10. Objection Handling
Even the best reps can’t prevent every objection, so it’s important to help your team prepare for objection handling when they do hear one. Reps have to be on their toes so that the sales process doesn’t end abruptly and they lose the opportunity at the deal. On our sales team at InsightSquared, we coach reps to empathize, soften and ask good questions to understand what is genuinely at the core of what the prospect is concerned about. Reps need to learn to sincerely understand the prospect’s problem, ask for more information, and offer clarity to help the prospect overcome their objections. You should do extensive role play and training to help prepare your team for this.
11. Demo skills
For many B2B products, the demo is critical to starting a sales process. Sales reps need to not only understand the product, but must be able to show off it’s capabilities to a prospect effectively through a demo. Demos are challenging in that reps need to first discover what benefits will be most important to solving a prospect’s pain, and highlight the business value of those features during the demo. Throwing too many features at the prospect is a bad tactic and can overwhelm and confuse them. This is another skill that you should practice with your reps, so they can practice their demo presentation, and clearly be able to show off the product.
12. Gaining Commitment
Great ISRs can get a prospect to commit to a deal fairly quickly. The key is making sure the right people with the right approval power are bought in to the process as the sale progresses. Reps must continually ask questions, assess the prospect’s needs and reinforce what the prospect is interested in buying. Reps should ask “Is this helpful? Is this how you envision it?” and more.

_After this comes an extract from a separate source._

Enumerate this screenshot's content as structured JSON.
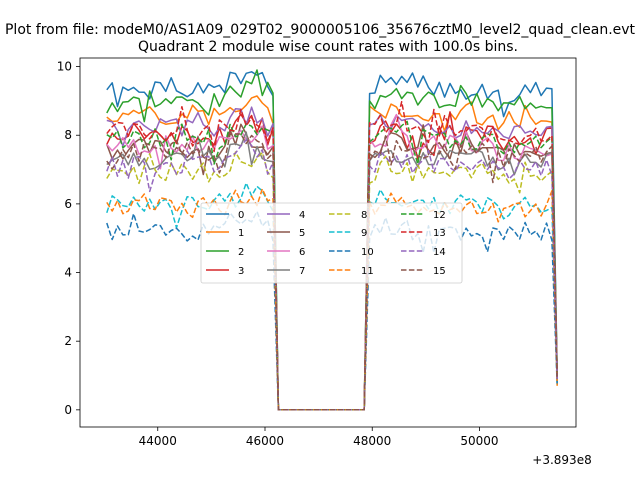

By forcing the a prospect with buying power to acknowledge again and again that you’re offering them real value, it helps push them to commit to a deal.
13. Closing Techniques
Now that the ISR has convinced the prospect that their company needs the product, it’s time to close. Managers have to train reps to push prospects, ask for the order and get it signed fast. A lot of prospects will try to push the closing date back a few weeks or a few months, and your rep may be trying to reach a monthly or quarterly goal for the team. In this case, reps have to establish a timeline, and push the prospect to sign using a compelling event. This shows how the prospect is missing out on revenue by not having the product in place now. With the right combination of pressure and value offered, reps can learn to close deals sooner.
14. Post-Sale Relationship Management
Many of us forget to thank customers and to continue building and maintaining the relationship after the sale. Firstly, it’s important to be appreciative for the business regardless of whether the customer will buy from you again. This is just common sense and common courtesy. And those sales reps who are genuinely appreciative are the ones who typically grow professionally and become masters of their craft. Furthermore, you don’t want your customers churning later and going to a competitor. Additionally, your customers can and will refer you to other customers. Finally, even ten years later you can still go back to the individual to whom you sold years ago and they may still become a customer even when both of you are in a new and different company. Relationships really matter; it’s that simple. Yet some reps don’t engage in post-sale with their customers. This is a key area at which I encourage all ISRs to get really disciplined.